Analysis of the global bending modes of a floating structure using the proper orthogonal decomposition

Abstract In this paper a time-domain procedure to identify the vibration modes of floating structures, based on the analysis of both displacements and accelerations, is presented. The implemented time-domain technique is the proper orthogonal decomposition (POD), known also as Karhunen–Loeve decomposition, that provides the functional basis that accounts for more captured energy than any other orthogonal one. The POD has been applied in its straightforward formulation and in a slightly different version as well, named band-pass POD, that exploits preliminary filtering around the resonant peaks of the analyzed signals to enhance the convergence of the proper orthogonal modes (POMs) to the linear normal modes (LNMs) in the case of poor information about the mass distribution. The presented procedure has been employed to analyze the experimental data provided by accelerometers and strain-gages applied to the flexible backbone of an elastically scaled segmented-hull model tested in both irregular sea and regular waves in the towing-tank. Among several aspects of the identification of wet-modes, it is discussed in particular how the excitation mechanism provided by the sea meets the requirements of the ambient load typically exploited in output-only modal analysis.
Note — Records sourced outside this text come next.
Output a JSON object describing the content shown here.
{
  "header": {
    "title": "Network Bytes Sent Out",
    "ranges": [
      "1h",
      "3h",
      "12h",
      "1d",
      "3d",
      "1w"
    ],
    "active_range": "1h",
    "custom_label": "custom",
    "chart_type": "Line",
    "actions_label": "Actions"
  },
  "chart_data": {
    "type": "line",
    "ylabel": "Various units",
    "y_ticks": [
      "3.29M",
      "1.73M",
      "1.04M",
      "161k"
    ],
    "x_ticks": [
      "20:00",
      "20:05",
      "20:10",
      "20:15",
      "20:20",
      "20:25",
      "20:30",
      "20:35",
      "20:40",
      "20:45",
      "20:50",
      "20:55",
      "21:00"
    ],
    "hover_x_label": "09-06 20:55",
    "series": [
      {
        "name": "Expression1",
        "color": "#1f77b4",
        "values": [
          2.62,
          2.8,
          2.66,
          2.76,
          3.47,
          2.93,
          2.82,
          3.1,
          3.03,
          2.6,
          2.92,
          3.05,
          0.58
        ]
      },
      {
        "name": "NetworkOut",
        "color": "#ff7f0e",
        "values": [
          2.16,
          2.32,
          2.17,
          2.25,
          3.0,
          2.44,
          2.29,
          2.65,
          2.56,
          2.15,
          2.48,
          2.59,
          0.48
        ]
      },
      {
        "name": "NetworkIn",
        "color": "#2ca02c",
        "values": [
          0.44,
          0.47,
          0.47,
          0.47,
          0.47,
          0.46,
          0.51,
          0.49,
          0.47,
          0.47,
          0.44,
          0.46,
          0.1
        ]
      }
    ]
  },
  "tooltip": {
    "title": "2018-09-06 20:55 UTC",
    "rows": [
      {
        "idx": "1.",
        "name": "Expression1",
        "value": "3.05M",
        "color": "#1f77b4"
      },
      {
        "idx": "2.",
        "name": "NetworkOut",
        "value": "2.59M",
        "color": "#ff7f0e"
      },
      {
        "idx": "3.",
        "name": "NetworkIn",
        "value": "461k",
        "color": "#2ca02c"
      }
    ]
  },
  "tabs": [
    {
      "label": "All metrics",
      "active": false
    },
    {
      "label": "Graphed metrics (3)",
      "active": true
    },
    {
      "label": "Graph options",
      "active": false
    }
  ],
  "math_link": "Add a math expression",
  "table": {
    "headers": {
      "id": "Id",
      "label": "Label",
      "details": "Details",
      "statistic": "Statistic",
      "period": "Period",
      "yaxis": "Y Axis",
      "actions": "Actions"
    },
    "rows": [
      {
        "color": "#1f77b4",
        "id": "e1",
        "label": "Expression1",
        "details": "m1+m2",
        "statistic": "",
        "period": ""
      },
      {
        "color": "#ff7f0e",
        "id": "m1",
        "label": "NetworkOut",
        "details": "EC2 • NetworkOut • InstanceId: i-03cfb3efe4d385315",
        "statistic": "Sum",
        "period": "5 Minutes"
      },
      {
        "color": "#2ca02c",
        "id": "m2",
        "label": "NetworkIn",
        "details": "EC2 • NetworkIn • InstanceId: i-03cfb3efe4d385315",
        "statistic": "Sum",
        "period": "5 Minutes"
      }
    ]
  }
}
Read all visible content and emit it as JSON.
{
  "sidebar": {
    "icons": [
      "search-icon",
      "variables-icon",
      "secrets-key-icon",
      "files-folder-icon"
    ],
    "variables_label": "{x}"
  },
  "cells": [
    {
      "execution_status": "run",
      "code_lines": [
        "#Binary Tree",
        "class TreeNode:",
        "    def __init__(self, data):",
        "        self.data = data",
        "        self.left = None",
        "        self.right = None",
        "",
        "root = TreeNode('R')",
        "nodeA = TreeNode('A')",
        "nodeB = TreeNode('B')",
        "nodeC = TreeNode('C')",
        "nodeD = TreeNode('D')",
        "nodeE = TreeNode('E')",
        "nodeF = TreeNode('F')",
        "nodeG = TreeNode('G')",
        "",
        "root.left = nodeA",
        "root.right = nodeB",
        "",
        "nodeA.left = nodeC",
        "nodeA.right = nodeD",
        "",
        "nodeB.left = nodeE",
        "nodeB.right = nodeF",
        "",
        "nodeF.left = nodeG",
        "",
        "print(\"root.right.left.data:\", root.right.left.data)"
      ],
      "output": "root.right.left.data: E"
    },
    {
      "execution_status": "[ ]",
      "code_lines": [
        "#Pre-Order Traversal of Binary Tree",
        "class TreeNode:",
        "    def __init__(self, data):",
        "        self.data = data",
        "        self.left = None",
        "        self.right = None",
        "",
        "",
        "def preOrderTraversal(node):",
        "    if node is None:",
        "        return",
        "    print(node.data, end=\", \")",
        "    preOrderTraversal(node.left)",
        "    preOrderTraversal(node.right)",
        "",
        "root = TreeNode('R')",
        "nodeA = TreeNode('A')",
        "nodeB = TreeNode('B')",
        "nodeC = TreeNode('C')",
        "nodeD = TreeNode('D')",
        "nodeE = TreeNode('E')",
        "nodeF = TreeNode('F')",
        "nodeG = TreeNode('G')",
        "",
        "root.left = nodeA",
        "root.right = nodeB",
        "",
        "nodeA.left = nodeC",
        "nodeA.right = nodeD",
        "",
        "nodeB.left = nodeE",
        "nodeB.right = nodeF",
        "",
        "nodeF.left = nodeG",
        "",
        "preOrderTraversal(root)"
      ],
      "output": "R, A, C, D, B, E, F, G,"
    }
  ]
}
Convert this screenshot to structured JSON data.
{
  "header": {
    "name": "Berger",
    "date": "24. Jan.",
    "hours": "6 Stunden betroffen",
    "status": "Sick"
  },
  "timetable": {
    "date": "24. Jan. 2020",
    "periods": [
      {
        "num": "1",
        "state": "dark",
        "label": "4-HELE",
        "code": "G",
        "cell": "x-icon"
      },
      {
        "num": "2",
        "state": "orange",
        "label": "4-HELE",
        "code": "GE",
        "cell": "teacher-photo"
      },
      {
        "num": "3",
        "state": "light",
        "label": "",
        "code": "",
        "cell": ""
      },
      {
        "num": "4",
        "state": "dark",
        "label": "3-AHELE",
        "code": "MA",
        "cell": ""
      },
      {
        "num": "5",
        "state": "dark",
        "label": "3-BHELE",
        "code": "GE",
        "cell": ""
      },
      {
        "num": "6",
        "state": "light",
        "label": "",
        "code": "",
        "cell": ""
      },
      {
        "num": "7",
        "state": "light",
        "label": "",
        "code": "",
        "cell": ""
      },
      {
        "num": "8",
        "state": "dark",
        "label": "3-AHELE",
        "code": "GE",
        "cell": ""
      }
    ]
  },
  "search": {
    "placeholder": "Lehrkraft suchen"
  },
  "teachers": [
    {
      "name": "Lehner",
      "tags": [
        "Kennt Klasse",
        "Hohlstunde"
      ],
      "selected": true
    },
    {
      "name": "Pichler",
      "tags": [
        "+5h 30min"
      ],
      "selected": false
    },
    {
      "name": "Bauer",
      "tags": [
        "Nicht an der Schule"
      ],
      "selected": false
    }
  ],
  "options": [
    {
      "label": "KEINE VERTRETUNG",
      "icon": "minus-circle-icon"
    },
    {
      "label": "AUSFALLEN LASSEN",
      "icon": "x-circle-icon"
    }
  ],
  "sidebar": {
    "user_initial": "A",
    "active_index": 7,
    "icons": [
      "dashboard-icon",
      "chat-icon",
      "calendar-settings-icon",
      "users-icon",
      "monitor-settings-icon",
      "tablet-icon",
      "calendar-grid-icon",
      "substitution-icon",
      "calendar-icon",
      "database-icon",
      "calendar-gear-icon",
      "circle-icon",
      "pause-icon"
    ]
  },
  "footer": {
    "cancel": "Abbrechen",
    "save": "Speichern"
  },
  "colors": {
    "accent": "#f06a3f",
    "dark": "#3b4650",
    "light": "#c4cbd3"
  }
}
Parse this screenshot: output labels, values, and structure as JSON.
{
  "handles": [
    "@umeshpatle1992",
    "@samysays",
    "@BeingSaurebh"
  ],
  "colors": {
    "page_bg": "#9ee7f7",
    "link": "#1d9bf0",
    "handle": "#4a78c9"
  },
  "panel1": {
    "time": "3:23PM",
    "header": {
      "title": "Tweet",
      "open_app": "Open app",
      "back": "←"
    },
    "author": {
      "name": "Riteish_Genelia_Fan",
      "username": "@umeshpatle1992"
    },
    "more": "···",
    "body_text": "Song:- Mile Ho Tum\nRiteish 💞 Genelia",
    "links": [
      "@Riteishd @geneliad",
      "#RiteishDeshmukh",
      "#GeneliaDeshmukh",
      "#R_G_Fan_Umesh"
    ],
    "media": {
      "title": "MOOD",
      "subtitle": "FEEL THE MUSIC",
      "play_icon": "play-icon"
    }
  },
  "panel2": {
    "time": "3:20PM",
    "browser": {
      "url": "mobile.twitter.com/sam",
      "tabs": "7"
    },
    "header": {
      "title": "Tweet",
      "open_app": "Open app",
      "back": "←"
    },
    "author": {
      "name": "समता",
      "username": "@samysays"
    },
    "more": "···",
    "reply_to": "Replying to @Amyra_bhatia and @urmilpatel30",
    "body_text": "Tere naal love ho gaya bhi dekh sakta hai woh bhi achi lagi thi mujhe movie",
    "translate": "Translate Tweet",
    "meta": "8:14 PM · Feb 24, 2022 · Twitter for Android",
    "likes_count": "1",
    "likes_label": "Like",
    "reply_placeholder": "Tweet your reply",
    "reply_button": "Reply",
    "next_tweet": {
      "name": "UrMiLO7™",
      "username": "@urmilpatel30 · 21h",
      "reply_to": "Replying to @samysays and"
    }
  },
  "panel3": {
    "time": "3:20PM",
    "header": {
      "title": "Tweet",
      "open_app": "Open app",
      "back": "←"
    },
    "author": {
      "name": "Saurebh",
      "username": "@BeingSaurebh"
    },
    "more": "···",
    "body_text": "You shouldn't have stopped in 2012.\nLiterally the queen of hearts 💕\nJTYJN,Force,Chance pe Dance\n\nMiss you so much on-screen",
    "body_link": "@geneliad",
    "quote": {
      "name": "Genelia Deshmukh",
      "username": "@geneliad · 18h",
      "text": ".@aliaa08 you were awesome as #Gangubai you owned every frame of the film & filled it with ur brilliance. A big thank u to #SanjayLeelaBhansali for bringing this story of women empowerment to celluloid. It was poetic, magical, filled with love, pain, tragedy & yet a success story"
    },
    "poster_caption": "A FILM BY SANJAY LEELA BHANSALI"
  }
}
The comparisons between the mode shapes identified with the two different procedures (classical POD on the displacements and band-pass POD on the accelerations) show the effectiveness of the POD and the possibilities and limitations related to the use of each procedure. Some results related to the present application, like energy ordering of the wet-modes and its dependence on the encountered sea pattern, as well as the modal damping variation with ship forward speed, are discussed in the paper, showing the POD capability to provide new insights in the analysis of hydroelastic phenomena.